Up to this point, none of the clinical trials performed in undifferentiated arthritis have used extensive risk stratification, leading researchers to speculate on whether the results of those trials might be different if only patients at high risk for rheumatoid arthritis were evaluated. Although selecting only high-risk patients could make trial recruitment even more challenging, the current data suggest it may positively affect the power of a study.

However, despite the successful reevaluation of the PROMPT data, the authors of an editorial that accompanied the article in Arthritis & Rheumatology cautioned that this was a very small study and used retrospective analyses that may introduce bias and therefore much larger studies will be needed to determine the best approaches for future prevention studies.

The editorial authors, from the University of Colorado Denver School of Medicine, recommended that “great efforts should be put into identifying the right set of inclusion criteria for clinical prevention trials, with these criteria being based on a sound understanding of the natural history of disease and its underlying biology.”

In addition, it isn’t yet clear how the findings from the PROMPT study will directly apply to prevention trials that target earlier stages of the disease, such as the prearthritis phase of arthralgia. Currently there are no validated models to accurately predict the risk of rheumatoid arthritis in patients who present with arthralgia, and the methods used in the PROMPT study, such as the Leiden score, may not be appropriate.
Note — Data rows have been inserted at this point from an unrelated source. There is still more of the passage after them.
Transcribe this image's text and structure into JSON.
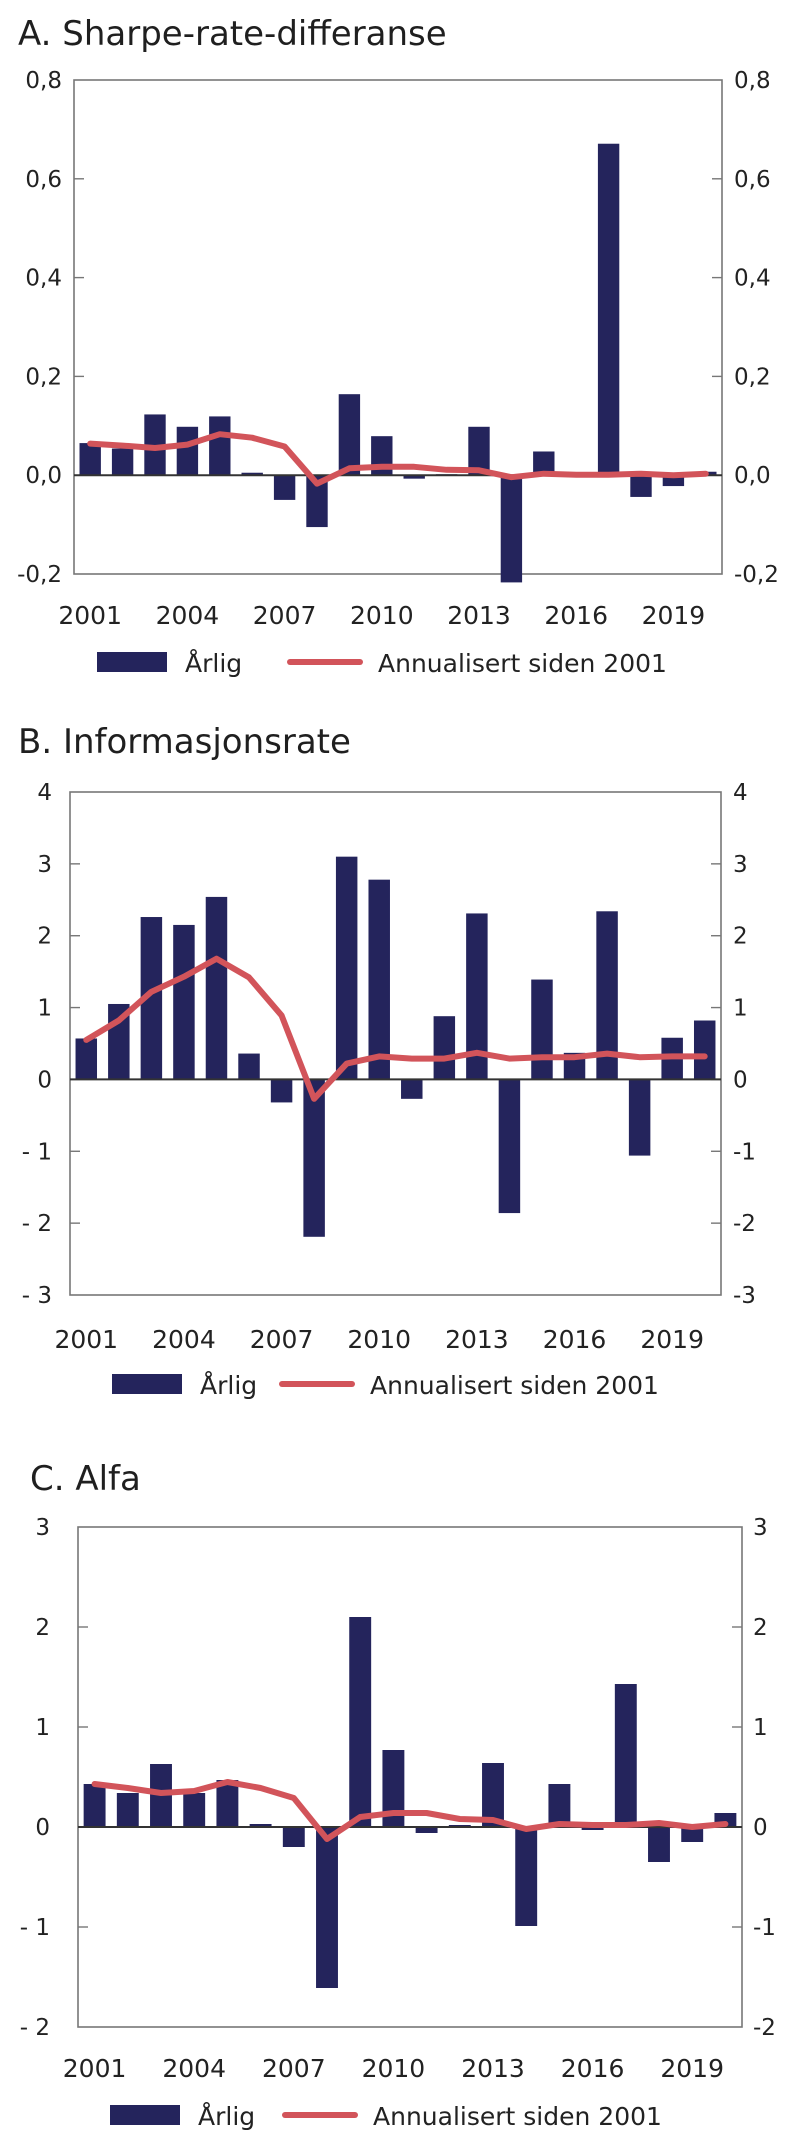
{
  "colors": {
    "bar": "#24245c",
    "line": "#d2545a"
  },
  "legend": {
    "bar_label": "Årlig",
    "line_label": "Annualisert siden 2001"
  },
  "chart_data": [
    {
      "id": "A",
      "type": "bar",
      "title": "A.  Sharpe-rate-differanse",
      "xlabel": "",
      "ylabel": "",
      "ylim": [
        -0.2,
        0.8
      ],
      "yticks": [
        -0.2,
        0.0,
        0.2,
        0.4,
        0.6,
        0.8
      ],
      "ytick_labels_left": [
        "-0,2",
        "0,0",
        "0,2",
        "0,4",
        "0,6",
        "0,8"
      ],
      "ytick_labels_right": [
        "-0,2",
        "0,0",
        "0,2",
        "0,4",
        "0,6",
        "0,8"
      ],
      "categories": [
        2001,
        2002,
        2003,
        2004,
        2005,
        2006,
        2007,
        2008,
        2009,
        2010,
        2011,
        2012,
        2013,
        2014,
        2015,
        2016,
        2017,
        2018,
        2019,
        2020
      ],
      "xtick_labels": [
        "2001",
        "2004",
        "2007",
        "2010",
        "2013",
        "2016",
        "2019"
      ],
      "grid": false,
      "legend_position": "bottom",
      "series": [
        {
          "name": "Årlig",
          "kind": "bar",
          "values": [
            0.065,
            0.054,
            0.123,
            0.098,
            0.119,
            0.005,
            -0.05,
            -0.105,
            0.164,
            0.079,
            -0.007,
            0.002,
            0.098,
            -0.217,
            0.048,
            -0.002,
            0.671,
            -0.044,
            -0.022,
            0.007
          ]
        },
        {
          "name": "Annualisert siden 2001",
          "kind": "line",
          "values": [
            0.064,
            0.06,
            0.055,
            0.062,
            0.083,
            0.076,
            0.058,
            -0.017,
            0.014,
            0.017,
            0.017,
            0.011,
            0.01,
            -0.004,
            0.003,
            0.001,
            0.001,
            0.003,
            0.0,
            0.003
          ]
        }
      ]
    },
    {
      "id": "B",
      "type": "bar",
      "title": "B.  Informasjonsrate",
      "xlabel": "",
      "ylabel": "",
      "ylim": [
        -3,
        4
      ],
      "yticks": [
        -3,
        -2,
        -1,
        0,
        1,
        2,
        3,
        4
      ],
      "ytick_labels_left": [
        "- 3",
        "- 2",
        "- 1",
        "0",
        "1",
        "2",
        "3",
        "4"
      ],
      "ytick_labels_right": [
        "-3",
        "-2",
        "-1",
        "0",
        "1",
        "2",
        "3",
        "4"
      ],
      "categories": [
        2001,
        2002,
        2003,
        2004,
        2005,
        2006,
        2007,
        2008,
        2009,
        2010,
        2011,
        2012,
        2013,
        2014,
        2015,
        2016,
        2017,
        2018,
        2019,
        2020
      ],
      "xtick_labels": [
        "2001",
        "2004",
        "2007",
        "2010",
        "2013",
        "2016",
        "2019"
      ],
      "grid": false,
      "legend_position": "bottom",
      "series": [
        {
          "name": "Årlig",
          "kind": "bar",
          "values": [
            0.57,
            1.05,
            2.26,
            2.15,
            2.54,
            0.36,
            -0.32,
            -2.19,
            3.1,
            2.78,
            -0.27,
            0.88,
            2.31,
            -1.86,
            1.39,
            0.37,
            2.34,
            -1.06,
            0.58,
            0.82
          ]
        },
        {
          "name": "Annualisert siden 2001",
          "kind": "line",
          "values": [
            0.55,
            0.82,
            1.22,
            1.43,
            1.68,
            1.42,
            0.89,
            -0.27,
            0.22,
            0.32,
            0.29,
            0.29,
            0.37,
            0.29,
            0.31,
            0.31,
            0.36,
            0.31,
            0.32,
            0.32
          ]
        }
      ]
    },
    {
      "id": "C",
      "type": "bar",
      "title": "C.  Alfa",
      "xlabel": "",
      "ylabel": "",
      "ylim": [
        -2,
        3
      ],
      "yticks": [
        -2,
        -1,
        0,
        1,
        2,
        3
      ],
      "ytick_labels_left": [
        "- 2",
        "- 1",
        "0",
        "1",
        "2",
        "3"
      ],
      "ytick_labels_right": [
        "-2",
        "-1",
        "0",
        "1",
        "2",
        "3"
      ],
      "categories": [
        2001,
        2002,
        2003,
        2004,
        2005,
        2006,
        2007,
        2008,
        2009,
        2010,
        2011,
        2012,
        2013,
        2014,
        2015,
        2016,
        2017,
        2018,
        2019,
        2020
      ],
      "xtick_labels": [
        "2001",
        "2004",
        "2007",
        "2010",
        "2013",
        "2016",
        "2019"
      ],
      "grid": false,
      "legend_position": "bottom",
      "series": [
        {
          "name": "Årlig",
          "kind": "bar",
          "values": [
            0.43,
            0.34,
            0.63,
            0.34,
            0.47,
            0.03,
            -0.2,
            -1.61,
            2.1,
            0.77,
            -0.06,
            0.02,
            0.64,
            -0.99,
            0.43,
            -0.03,
            1.43,
            -0.35,
            -0.15,
            0.14
          ]
        },
        {
          "name": "Annualisert siden 2001",
          "kind": "line",
          "values": [
            0.43,
            0.39,
            0.34,
            0.36,
            0.45,
            0.39,
            0.29,
            -0.12,
            0.1,
            0.14,
            0.14,
            0.08,
            0.07,
            -0.02,
            0.03,
            0.02,
            0.02,
            0.04,
            0.0,
            0.03
          ]
        }
      ]
    }
  ]
}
Different strategies may also be necessary to identify patients with rheumatoid arthritis even earlier in the natural history of the disease.

Likewise, methotrexate may not be appropriate to use in the earlier stages of rheumatoid arthritis prevention because the drug has been optimized for the treatment of clinically apparent synovitis, a disease process that may be distinctly different from preclinical autoimmunity.

Studies will also be needed to address how changes in biomarkers or other measures over time can be used to assess the efficacy of an intervention, and targets may need to change to reflect underlying immunopathology rather than counts of tender and swollen joints.

Still, the reevaluation of the PROMPT data demonstrates the importance of adequate risk prediction models for preventing false-negative study results in the future. “It’s exciting that rheumatology is at the point where prevention in [rheumatoid arthritis] can be addressed more comprehensively,” the editorial authors concluded.

References:

Leonie E. Burgers, Cornelia F. Allaart, Tom W. J. Huizinga, et al. “Brief Report: Clinical Trials Aiming to Prevent Rheumatoid Arthritis Cannot Detect Prevention Without Adequate Risk Stratification: A Trial of Methotrexate Versus Placebo in Undifferentiated Arthritis as an Example.” Arthritis Rheumatol. 2017;69:926-931. doi: 10.1002/art.40062. Epub 2017 Mar 31.

Kevin D. Deane, Christopher C. Striebich, V. Michael Holers. “Editorial: Prevention of Rheumatoid Arthritis: Now Is the Time, but How to Proceed?Arthritis Rheumatol. 2017;69:873-877. doi: 10.1002/art.40061. Epub 2017 Apr 11.